Failure to Limit and Re‑Evaluate PRN Psychotropic Medications
Penalty
Summary
The deficiency involves the facility’s failure to ensure that residents were free from potential chemical restraints by not complying with federal requirements for PRN psychotropic medications. For one resident with schizoaffective disorder bipolar type, dementia, and anxiety disorder, the MDS showed cognitive impairment and the care plan identified mood problems, yelling out, and anxiety/restlessness. A physician ordered PRN Ativan for anxiety with no stop date specified. The MAR showed the PRN Ativan was administered multiple times over several months, including in January, March, and April 2026, without a 14‑day limitation or documented stop date. The DON stated that the PRN order was supposed to have a 14‑day stop date, confirming that the order did not meet regulatory requirements. For another resident with metabolic encephalopathy, heart failure, and peripheral vascular disease, a physician ordered PRN lorazepam every four hours for anxiety, again without a specified stop date. The MAR documented administration of lorazepam nearly a month after the order was written, with no evidence that the physician had re‑evaluated the continued use of the PRN anti‑anxiety medication beyond 14 days.

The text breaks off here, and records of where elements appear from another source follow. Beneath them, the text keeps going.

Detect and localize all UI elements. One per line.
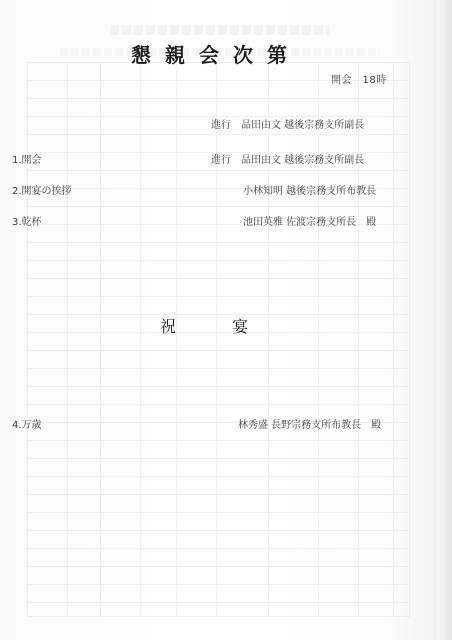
program-item-person: 小林知明 越後宗務支所布教長 xyxy=(243,182,376,197)
program-item-label: 2.開宴の挨拶 xyxy=(12,182,72,197)
program-item-label: 3.乾杯 xyxy=(12,213,42,228)
document-page: 懇親会次第 開会 18時 進行 品田由文 越後宗務支所副長 1.開会 進行 品田… xyxy=(0,0,452,640)
program-item-label: 1.開会 xyxy=(12,151,42,166)
program-item-label: 4.万歳 xyxy=(12,416,42,431)
opening-time: 開会 18時 xyxy=(331,71,387,86)
document-title: 懇親会次第 xyxy=(131,39,301,68)
show-through-table xyxy=(27,62,410,617)
banquet-heading: 祝宴 xyxy=(160,314,304,337)
program-item-person: 進行 品田由文 越後宗務支所副長 xyxy=(211,151,364,166)
program-item-person: 林秀盛 長野宗務支所布教長 殿 xyxy=(238,416,381,431)
show-through-title xyxy=(110,25,330,35)
emcee-line: 進行 品田由文 越後宗務支所副長 xyxy=(211,116,364,131)
program-item-person: 池田英雅 佐渡宗務支所長 殿 xyxy=(243,213,376,228)
paper-edge xyxy=(435,0,452,640)
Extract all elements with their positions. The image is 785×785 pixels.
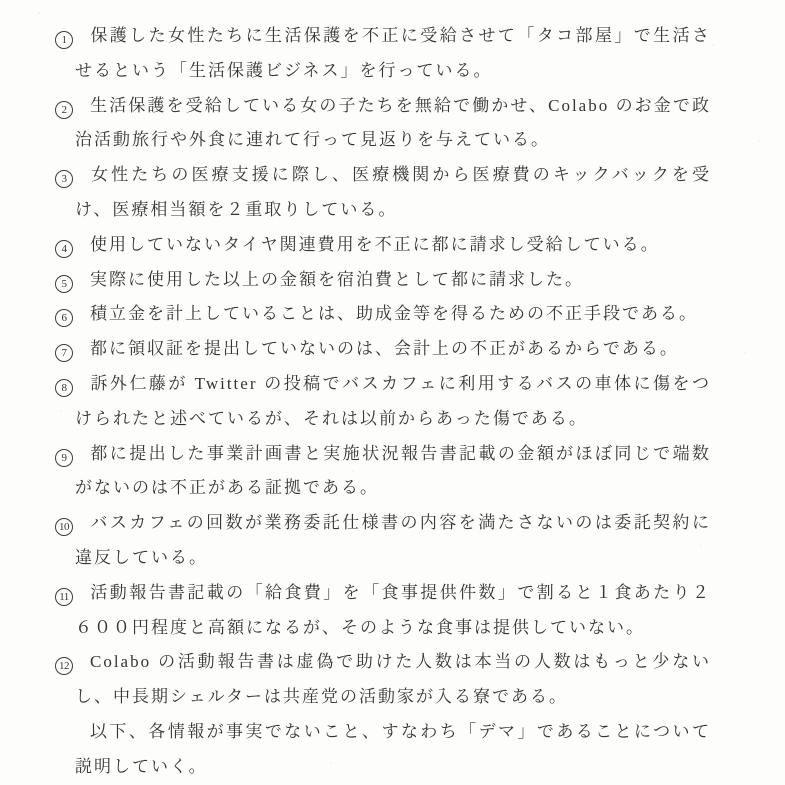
list-item-8: 8訴外仁藤が Twitter の投稿でバスカフェに利用するバスの車体に傷をつけら… [75,367,711,437]
item-number: 7 [62,347,67,359]
list-item-4: 4使用していないタイヤ関連費用を不正に都に請求し受給している。 [75,228,711,263]
item-number: 4 [62,243,67,255]
item-number-circle: 7 [55,344,73,362]
item-number: 6 [62,312,67,324]
item-number-circle: 11 [55,588,73,606]
item-number: 10 [59,521,69,533]
item-text: 都に提出した事業計画書と実施状況報告書記載の金額がほぼ同じで端数がないのは不正が… [75,444,711,498]
item-text: 訴外仁藤が Twitter の投稿でバスカフェに利用するバスの車体に傷をつけられ… [75,374,711,428]
list-item-11: 11活動報告書記載の「給食費」を「食事提供件数」で割ると１食あたり２６００円程度… [75,576,711,646]
item-text: 生活保護を受給している女の子たちを無給で働かせ、Colabo のお金で政治活動旅… [75,96,711,150]
item-number-circle: 2 [55,101,73,119]
item-number-circle: 6 [55,309,73,327]
list-item-7: 7都に領収証を提出していないのは、会計上の不正があるからである。 [75,332,711,367]
item-text: 積立金を計上していることは、助成金等を得るための不正手段である。 [90,304,698,323]
item-number-circle: 3 [55,170,73,188]
item-number: 2 [62,104,67,116]
list-item-12: 12Colabo の活動報告書は虚偽で助けた人数は本当の人数はもっと少ないし、中… [75,645,711,715]
list-item-2: 2生活保護を受給している女の子たちを無給で働かせ、Colabo のお金で政治活動… [75,89,711,159]
list-item-10: 10バスカフェの回数が業務委託仕様書の内容を満たさないのは委託契約に違反している… [75,506,711,576]
item-text: 都に領収証を提出していないのは、会計上の不正があるからである。 [90,339,679,358]
item-number: 8 [62,382,67,394]
item-number-circle: 10 [55,518,73,536]
item-number-circle: 4 [55,240,73,258]
item-text: 実際に使用した以上の金額を宿泊費として都に請求した。 [90,270,584,289]
list-item-6: 6積立金を計上していることは、助成金等を得るための不正手段である。 [75,297,711,332]
list-item-3: 3女性たちの医療支援に際し、医療機関から医療費のキックバックを受け、医療相当額を… [75,158,711,228]
item-text: 使用していないタイヤ関連費用を不正に都に請求し受給している。 [90,235,660,254]
closing-paragraph: 以下、各情報が事実でないこと、すなわち「デマ」であることについて説明していく。 [75,715,711,785]
item-number: 3 [62,173,67,185]
item-number: 12 [59,660,69,672]
item-number: 1 [62,34,67,46]
item-number: 5 [62,278,67,290]
list-item-5: 5実際に使用した以上の金額を宿泊費として都に請求した。 [75,263,711,298]
item-text: 保護した女性たちに生活保護を不正に受給させて「タコ部屋」で生活させるという「生活… [75,26,711,80]
item-text: 活動報告書記載の「給食費」を「食事提供件数」で割ると１食あたり２６００円程度と高… [75,583,711,637]
item-number-circle: 9 [55,449,73,467]
item-number-circle: 8 [55,379,73,397]
document-page: 1保護した女性たちに生活保護を不正に受給させて「タコ部屋」で生活させるという「生… [0,0,785,785]
list-item-1: 1保護した女性たちに生活保護を不正に受給させて「タコ部屋」で生活させるという「生… [75,19,711,89]
item-text: バスカフェの回数が業務委託仕様書の内容を満たさないのは委託契約に違反している。 [75,513,711,567]
item-number: 9 [62,452,67,464]
document-content: 1保護した女性たちに生活保護を不正に受給させて「タコ部屋」で生活させるという「生… [0,0,711,785]
item-text: Colabo の活動報告書は虚偽で助けた人数は本当の人数はもっと少ないし、中長期… [75,652,711,706]
list-item-9: 9都に提出した事業計画書と実施状況報告書記載の金額がほぼ同じで端数がないのは不正… [75,437,711,507]
item-number-circle: 5 [55,275,73,293]
item-text: 女性たちの医療支援に際し、医療機関から医療費のキックバックを受け、医療相当額を２… [75,165,711,219]
item-number-circle: 1 [55,31,73,49]
item-number: 11 [59,591,69,603]
item-number-circle: 12 [55,657,73,675]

The DON confirmed that no stop date had been added to this order. These omissions resulted in PRN psychotropic medications being available and used beyond 14 days without required time limitations or documented physician re‑evaluation, constituting a failure to ensure residents were free from potential chemical restraints and unnecessary drugs.
Plan Of Correction
Pharmacist will send out a re-education to all the providers regarding PRN psychotropics and end dates by May 4, 2026. Resident records for all residents receiving psychotropics were checked on April 30, 2026- no other orders were missing stop dates. New psychotropic orders added to Point Click Care dashboard on May 1, 2026- listing shows new orders and stop dates. Interdisciplinary team will review dashboard during clinical meeting for stop dates- any missing stop dates will be added. Charge nurses will audit order listing report for new psychotropic orders- 5 residents will be audited x 4 weeks, then 2 residents per week for 4 weeks, then random residents monthly. Audits will be added to quality indicators and reviewed at QAPI.